Grandi mostre, Milano: città d'arte e cultura con 30 appuntamenti

L’artista
americano della solitudine Edward Hopper, le ninfee di Monet testimoni del legame tra impressionismo francese e
naturalismo giapponese e la prima esposizione europea dedicata ai Samurai sono le tre mostre top del 2009. Ma non solo

«Presentiamo un programma ricco e articolato, grazie al quale Milano si accredita sempre più nel mondo come città d’arte. Un’offerta capace di rispondere alla crescente domanda di cultura della città: il numero di visitatori del 2008 è raddoppiato rispetto al 2007. Un dato incoraggiante che ci sprona anche a un grande senso di responsabilità». Così il sindaco di Milano Letizia Moratti, insieme all’assessore Massimiliano Finazzer Flory, ha presentato il programma il programma delle mostre del Comune di Milano per il 2009 che prevede 30 mostre in 7 sedi espositive divise tra arti visive, fotografia, design, architettura e moda.

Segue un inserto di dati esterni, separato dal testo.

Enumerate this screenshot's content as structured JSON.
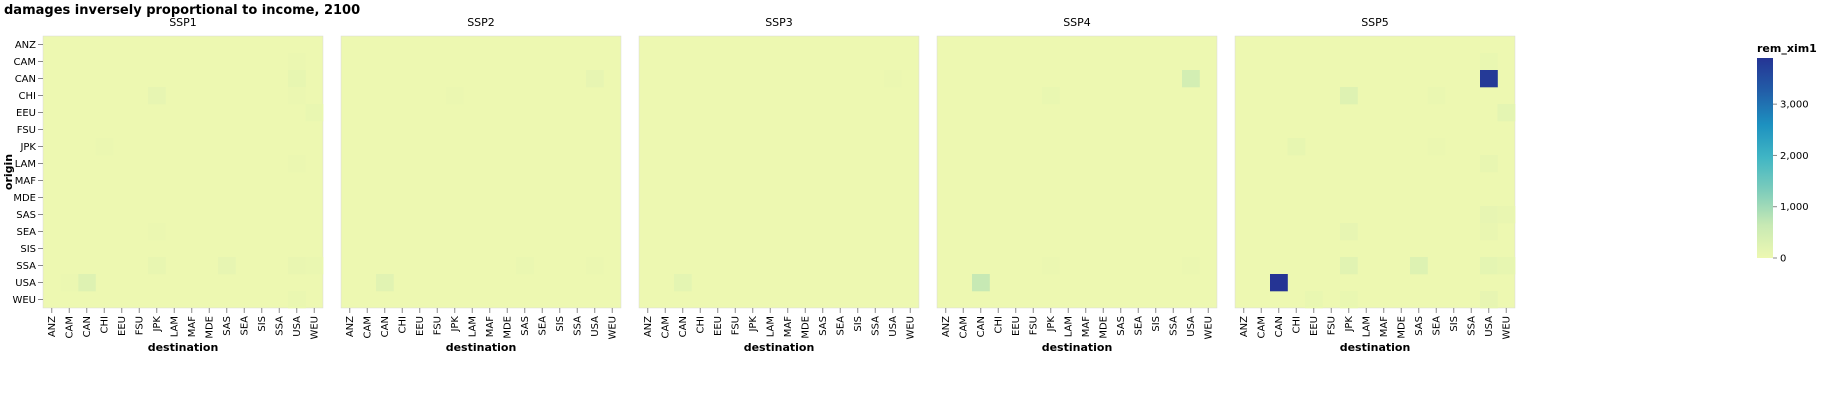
{
  "chart_data": {
    "type": "heatmap",
    "title": "damages inversely proportional to income, 2100",
    "xlabel": "destination",
    "ylabel": "origin",
    "regions": [
      "ANZ",
      "CAM",
      "CAN",
      "CHI",
      "EEU",
      "FSU",
      "JPK",
      "LAM",
      "MAF",
      "MDE",
      "SAS",
      "SEA",
      "SIS",
      "SSA",
      "USA",
      "WEU"
    ],
    "facets": [
      "SSP1",
      "SSP2",
      "SSP3",
      "SSP4",
      "SSP5"
    ],
    "legend": {
      "title": "rem_xim1",
      "domain": [
        0,
        3900
      ],
      "ticks": [
        0,
        1000,
        2000,
        3000
      ],
      "tick_labels": [
        "0",
        "1,000",
        "2,000",
        "3,000"
      ],
      "colors": [
        "#edf8b1",
        "#c7e9b4",
        "#7fcdbb",
        "#41b6c4",
        "#1d91c0",
        "#225ea8",
        "#253494"
      ]
    },
    "background_value": 0,
    "cells": [
      {
        "facet": "SSP1",
        "origin": "CAM",
        "destination": "USA",
        "value": 40
      },
      {
        "facet": "SSP1",
        "origin": "CAN",
        "destination": "USA",
        "value": 100
      },
      {
        "facet": "SSP1",
        "origin": "CHI",
        "destination": "JPK",
        "value": 110
      },
      {
        "facet": "SSP1",
        "origin": "CHI",
        "destination": "USA",
        "value": 40
      },
      {
        "facet": "SSP1",
        "origin": "EEU",
        "destination": "WEU",
        "value": 60
      },
      {
        "facet": "SSP1",
        "origin": "JPK",
        "destination": "CHI",
        "value": 40
      },
      {
        "facet": "SSP1",
        "origin": "LAM",
        "destination": "USA",
        "value": 40
      },
      {
        "facet": "SSP1",
        "origin": "SEA",
        "destination": "JPK",
        "value": 40
      },
      {
        "facet": "SSP1",
        "origin": "SSA",
        "destination": "JPK",
        "value": 90
      },
      {
        "facet": "SSP1",
        "origin": "SSA",
        "destination": "SAS",
        "value": 110
      },
      {
        "facet": "SSP1",
        "origin": "SSA",
        "destination": "USA",
        "value": 70
      },
      {
        "facet": "SSP1",
        "origin": "SSA",
        "destination": "WEU",
        "value": 50
      },
      {
        "facet": "SSP1",
        "origin": "USA",
        "destination": "CAN",
        "value": 260
      },
      {
        "facet": "SSP1",
        "origin": "USA",
        "destination": "CAM",
        "value": 40
      },
      {
        "facet": "SSP1",
        "origin": "WEU",
        "destination": "USA",
        "value": 50
      },
      {
        "facet": "SSP2",
        "origin": "CAN",
        "destination": "USA",
        "value": 110
      },
      {
        "facet": "SSP2",
        "origin": "CHI",
        "destination": "JPK",
        "value": 40
      },
      {
        "facet": "SSP2",
        "origin": "SSA",
        "destination": "SAS",
        "value": 50
      },
      {
        "facet": "SSP2",
        "origin": "SSA",
        "destination": "USA",
        "value": 40
      },
      {
        "facet": "SSP2",
        "origin": "USA",
        "destination": "CAN",
        "value": 200
      },
      {
        "facet": "SSP3",
        "origin": "CAN",
        "destination": "USA",
        "value": 40
      },
      {
        "facet": "SSP3",
        "origin": "USA",
        "destination": "CAN",
        "value": 150
      },
      {
        "facet": "SSP4",
        "origin": "CAN",
        "destination": "USA",
        "value": 450
      },
      {
        "facet": "SSP4",
        "origin": "CHI",
        "destination": "JPK",
        "value": 60
      },
      {
        "facet": "SSP4",
        "origin": "SSA",
        "destination": "JPK",
        "value": 40
      },
      {
        "facet": "SSP4",
        "origin": "SSA",
        "destination": "USA",
        "value": 40
      },
      {
        "facet": "SSP4",
        "origin": "USA",
        "destination": "CAN",
        "value": 650
      },
      {
        "facet": "SSP5",
        "origin": "CAM",
        "destination": "USA",
        "value": 60
      },
      {
        "facet": "SSP5",
        "origin": "CAN",
        "destination": "USA",
        "value": 3800
      },
      {
        "facet": "SSP5",
        "origin": "CHI",
        "destination": "JPK",
        "value": 260
      },
      {
        "facet": "SSP5",
        "origin": "CHI",
        "destination": "SEA",
        "value": 50
      },
      {
        "facet": "SSP5",
        "origin": "EEU",
        "destination": "WEU",
        "value": 150
      },
      {
        "facet": "SSP5",
        "origin": "JPK",
        "destination": "CHI",
        "value": 100
      },
      {
        "facet": "SSP5",
        "origin": "JPK",
        "destination": "SEA",
        "value": 40
      },
      {
        "facet": "SSP5",
        "origin": "LAM",
        "destination": "USA",
        "value": 90
      },
      {
        "facet": "SSP5",
        "origin": "SAS",
        "destination": "USA",
        "value": 110
      },
      {
        "facet": "SSP5",
        "origin": "SAS",
        "destination": "WEU",
        "value": 70
      },
      {
        "facet": "SSP5",
        "origin": "SEA",
        "destination": "JPK",
        "value": 110
      },
      {
        "facet": "SSP5",
        "origin": "SEA",
        "destination": "USA",
        "value": 70
      },
      {
        "facet": "SSP5",
        "origin": "SSA",
        "destination": "JPK",
        "value": 200
      },
      {
        "facet": "SSP5",
        "origin": "SSA",
        "destination": "SAS",
        "value": 270
      },
      {
        "facet": "SSP5",
        "origin": "SSA",
        "destination": "USA",
        "value": 150
      },
      {
        "facet": "SSP5",
        "origin": "SSA",
        "destination": "WEU",
        "value": 100
      },
      {
        "facet": "SSP5",
        "origin": "USA",
        "destination": "CAN",
        "value": 3900
      },
      {
        "facet": "SSP5",
        "origin": "WEU",
        "destination": "USA",
        "value": 110
      },
      {
        "facet": "SSP5",
        "origin": "WEU",
        "destination": "EEU",
        "value": 60
      },
      {
        "facet": "SSP5",
        "origin": "WEU",
        "destination": "JPK",
        "value": 60
      }
    ]
  }
}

«Due i fili conduttori delle mostre 2009: Milano si racconta, attraverso il quale si vuole valorizzare l’ identità artistica propria della nostra città e Milano-Mondo che ci pone come crocevia internazionale, capace di confrontarsi con le altre culture cogliendone le influenze e le sfumature - ha continuato il Sindaco - I Paesi di riferimento del 2009 saranno Stati Uniti e Giappone». «L’arte, però, non si esaurisce con una mostra o un’esposizione di opere d’arte in quanto tali. Ecco, perchè, uno degli aspetti cruciali dell’offerta culturale milanese è la interdisciplinarietà - ha sottolineato Letizia Moratti -. Cercheremo di trasmettere la profonda connessione tra l’arte e la società, con i loro complessi legami di influenza, attraverso iniziative capaci di racchiudere al proprio interno, a trecentosessanta gradi, tutto ciò che fa ed è cultura».

«Perchè Milano non sia solo uno spazio urbano ma divenga un luogo dell’azione teatrale - ha dichiarato l’assessore alla Cultura Massimiliano Finazzer Flory - abbiamo deciso di unire il settore mostre con i 22 teatri convenzionati, perchè la cultura è una e non può essere divisa». «La performatività è il nuovo genere della cultura contemporanea e i visitatori delle mostre possono e devono diventare, da febbraio, spettatori di teatro e viceversa», ha aggiunto Finazzer Flory, presentando una speciale promozione realizzata in occasione del centenario del Futurismo. Palazzo Reale, che in occasione del centenario del Futurismo ospiterà due importanti mostre che rappresentano anche gli eventi centrali del palinsesto complessivo delle mostre promosse dal Comune di Milano, a breve avvia la sperimentazione di una nuova forma di promozione basata sul dialogo tra arti sceniche e arti visive. Si sta infatti predisponendo un accordo, per tutto il 2009, tra Palazzo Reale e 22 teatri della città: chi acquista un biglietto intero per una mostra di palazzo Reale avrà un biglietto scontato a teatro e viceversa.